The Literary Structure of Exodus

The book of Exodus is organized into 3 sections that follow the Israelites from Egypt through the wilderness to Mt. Sinai. So the literary structure looks like this. Israel in Egypt, Israel in the wilderness, and Israel at Mt. Sinai.

A. Israel in Egypt (1:1-13:16)
B. Israel in the Wilderness (13:17-18:27)
C. Israel at Mt. Sinai (19-40)

Exodus is a journey narrative like many of the great stories from The Odyssey, to the Aeneid, to The Divine Comedy, to Pilgrim’s Progress, to Lord of the Rings. And the central idea is that the physical journey symbolizes a moral, spiritual, intellectual, or theological journey where the travelers begin in one moral or spiritual place and move to another. In Exodus, Israel begins in slavery and journeys to freedom, Sabbath rest at Mount Sinai.

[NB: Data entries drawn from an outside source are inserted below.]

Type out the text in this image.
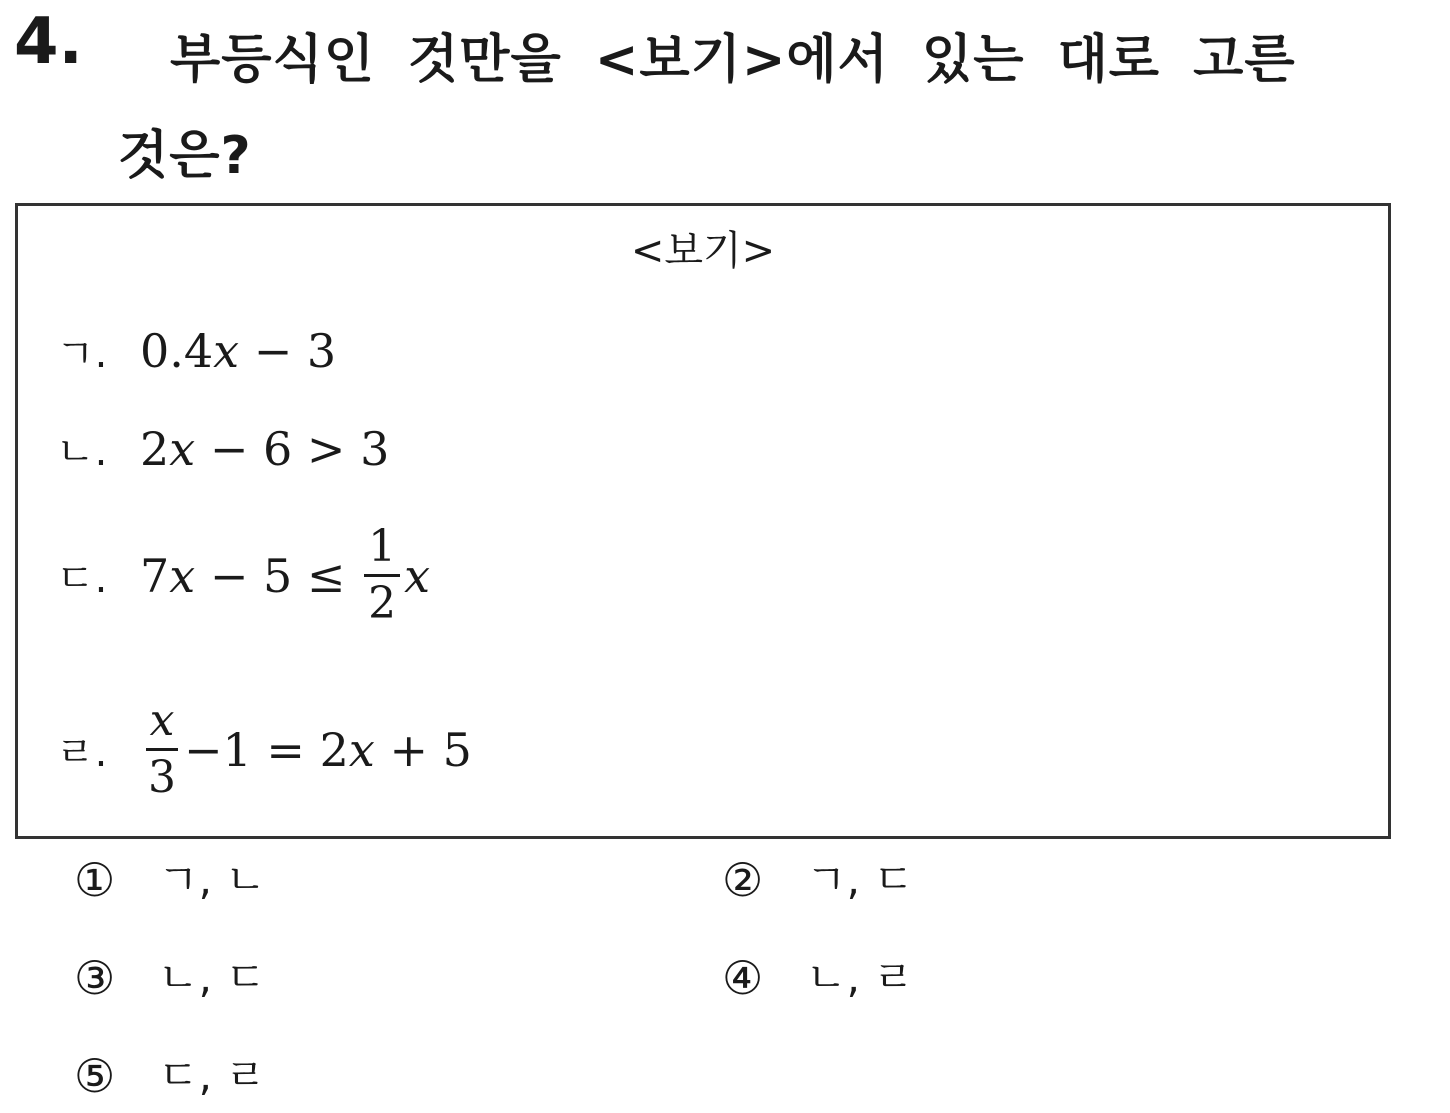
4.	부등식인 것만을 <보기>에서 있는 대로 고른 것은?
<보기>
ㄱ. 0.4 x − 3
ㄴ. 2 x − 6 > 3
ㄷ. 7 $x - 5 \le \frac{1}{2}$ x
ㄹ. $\frac{x}{3} -1 = 2$ x + 5
①	ㄱ, ㄴ	②	ㄱ, ㄷ
③	ㄴ, ㄷ	④	ㄴ, ㄹ
⑤	ㄷ, ㄹ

And the symbolic structure works both vertically and horizontally. Horizontally they move from Egypt to Mt. Sinai, one location to another miles away. Vertically, they begin low, at sea level at the Nile river and move up to a mountain.

The Israelites begin as servants to Pharaoh and end as servants to God. They begin in Pharaoh’s house and end God’s house, the tabernacle. They begin by listening to Pharaoh and his laws and end by listening to God and his laws. They begin by building for Pharaoh, remember the storage cities of Pithom and Ramses, and conclude by building God’s house.

The author has written all of these symmetries that develop throughout the journey, but the structure of the story goes one level deeper. But to understand the symbolism of why the author structured the book into three sections, we have to review some of the details of the book of Exodus.

In Egypt, Israel is enslaved and God calls Moses at the burning bush to deliver his people. God then plagues his people with all manner of elements including raining down fire and delivers his people through the sea. In the Wilderness on the way to Mt. Sinai, God leads his people in a pillar of fire and cloud that illumines their way. Israel complains about the food and God provides them with manna, bread from heaven. When they arrive at Mt. Sinai the firey glory-cloud rests on the mountain and the elders travel up into it to have a meal with God. Moses receives the law as well as the instructions for building the tabernacle.

The climax of the book, and the thing that gets the most space is the tabernacle - the detailed instructions and then the account of the actual construction. The tabernacle occupies 40% of the book of Exodus - 16 out of 40 chapters.

But not only did Moses spend a lot of time talking about the tabernacle, he designed the book to be a literary tabernacle. Just like the Book of Exodus is organized into three sections, geographically designed as Israel journeys from Egypt through the wilderness to Mt. Sinai, so the Tabernacle is organized into three sections through which you may journey: the courtyard, the holy place, and the holy of holies.

But the numerical connections are only the beginning. The events throughout the book correspond to objects in each section of the tabernacle.

For instance, in the courtyard there is the altar for offerings and the bronze basin for washings. These correspond to the fire of the burning bush or the plague of the fire from heaven and the crossing of the red sea. Moving one section in to the most holy place you have a lampstand that provides the only light in the dark tent just like God’s glory cloud provides light to the Israelites. You also have the table of with bread on it just like God provides bread from heaven. And lastly, in the holy of holies you have God’s glory cloud resting on the mountain as well as inside the holy of holies. You also have the ark that includes bread just like the meal that the elders ate as well as the tablets containing God’s Word just like God gives the law at Mt. Sinai.

And as a literary tabernacle, the reader journeys into the tabernacle throughout the reading of Exodus. And this would have been precious to the Israelites because no normal Israelite was allowed in the Holy Place and only 1 Israelite, the high priest, as allowed in the Holy of Holies and only once a year. So literary access to the tabernacle was the only access they had.

But there’s more than that. By incorporating all the aspects of the Israelite’s journey into God’s house, all their experiences, even the bad ones, find their place in God’s house. All these are gathered together into one harmonious architecture, adorning the interior of God’s home.